Заседание кабинета должно было начаться в пять часов в так называемой «Зеленой комнате». Так назвали ее за цвет обоев и штор. Для целей Мазовецкого она подходила более всего, так как была угловой.

Вытащив дискетку из компьютера, он улыбнулся продавцу и вышел из «Космоса».

На улице Лех огляделся по сторонам, но не заметил ничего подозрительного. Он быстро пошел вперед. Вскоре поляка обогнало черное «вольво». Неожиданно водитель резко вывернул руль, и машина, въехав колесом на тротуар, задела Мазовецкого, который, больно стукнувшись затылком об асфальт, ненадолго потерял сознание.

Олег Смирнов выскочил из «вольво» и побежал к распростершемуся поляку. Быстрым движением осмотрел карманы и, наконец, нашел то, что высмотрел еще в «Космосе» — маленькую компьютерную дискетку. Убедившись, что Лех жив, Олег сел в машину, рванувшую с места, и исчез с места происшествия.

Мазовецкий очнулся, протянул руку к ноющему затылку: она была вся в крови. С трудом встав на ноги, он медленно зашагал по улице. В первой же попавшейся поляку аптеке ему оказали первую помощь, забинтовав голову. Теперь Лех чувствовал себя уже совсем неплохо. Судорожными движениями он обшарил карманы. Дискетки не было…

Англия — США (Лондон — Нью-Йорк)

Оказавшись на борту «Викинга», Вера Наумова стала гражданкой небольшой республики со своим королем — капитаном корабля и обширными владениями, представлявшими три палубы огромного «Викинга» и трюм, где стояли клетки со слонами, тиграми и лошадьми «Медрано». Норвежский трехцветный флаг развевался на корме и на мачте судна, принадлежавшего богатым судовладельцам братьям Вильхельмсенам из Бергена.

Атлантический океан был на редкость спокоен. Могучие гребные винты неумолимо гнали «Викинг» к берегам Соединенных Штатов. На горизонте не было видно ни единого клочка суши.
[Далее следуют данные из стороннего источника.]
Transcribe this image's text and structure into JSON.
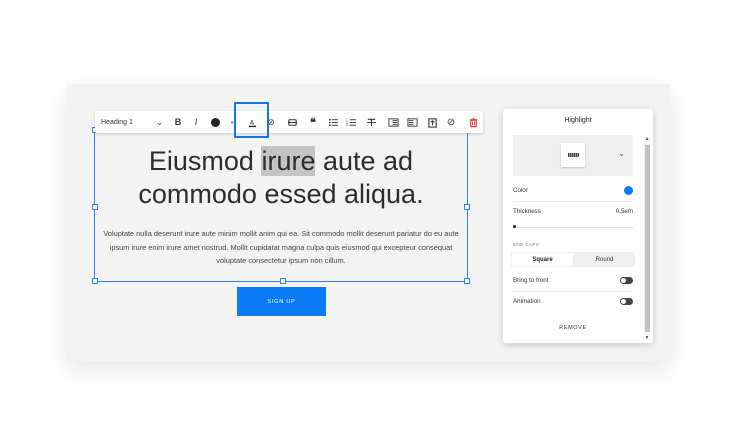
{
  "toolbar": {
    "style_select": "Heading 1",
    "icons": [
      "bold-icon",
      "italic-icon",
      "color-icon",
      "link-remove-icon",
      "highlight-icon",
      "link-icon",
      "strikethrough-bar-icon",
      "quote-icon",
      "bullet-list-icon",
      "numbered-list-icon",
      "strikethrough-icon",
      "indent-decrease-icon",
      "indent-increase-icon",
      "insert-block-icon",
      "clear-format-icon",
      "delete-icon"
    ]
  },
  "content": {
    "heading_part1": "Eiusmod ",
    "heading_highlight": "irure",
    "heading_part2": " aute ad commodo essed aliqua.",
    "body": "Voluptate nulla deserunt irure aute minim mollit anim qui ea. Sit commodo mollit deserunt pariatur do eu aute ipsum irure enim irure amet nostrud. Mollit cupidatat magna culpa quis eiusmod qui excepteur consequat voluptate consectetur ipsum non cillum.",
    "button": "SIGN UP"
  },
  "panel": {
    "title": "Highlight",
    "color_label": "Color",
    "color_value": "#0a7bf5",
    "thickness_label": "Thickness",
    "thickness_value": "0.5em",
    "end_caps_label": "END CAPS",
    "end_caps_options": [
      "Square",
      "Round"
    ],
    "end_caps_selected": "Square",
    "bring_to_front_label": "Bring to front",
    "animation_label": "Animation",
    "remove_label": "REMOVE"
  }
}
Это придавало морскому пейзажу особую прелесть.

На «Викинге» жизнь шла во всем ее дивном многообразии. Работали пять баров и три ресторана, крутили фильмы в кинотеатре, пассажиры плавали в двух бассейнах. В обширной оранжерее по веткам тропических деревьев скакали макаки, ползали лемуры, хриплыми голосами перекликались попугаи, проносились в воздухе миниатюрные колибри, а в мутной воде искусственного пруда нежился боливийский кайман по кличке Фредди — главная достопримечательность этого небольшого зоопарка.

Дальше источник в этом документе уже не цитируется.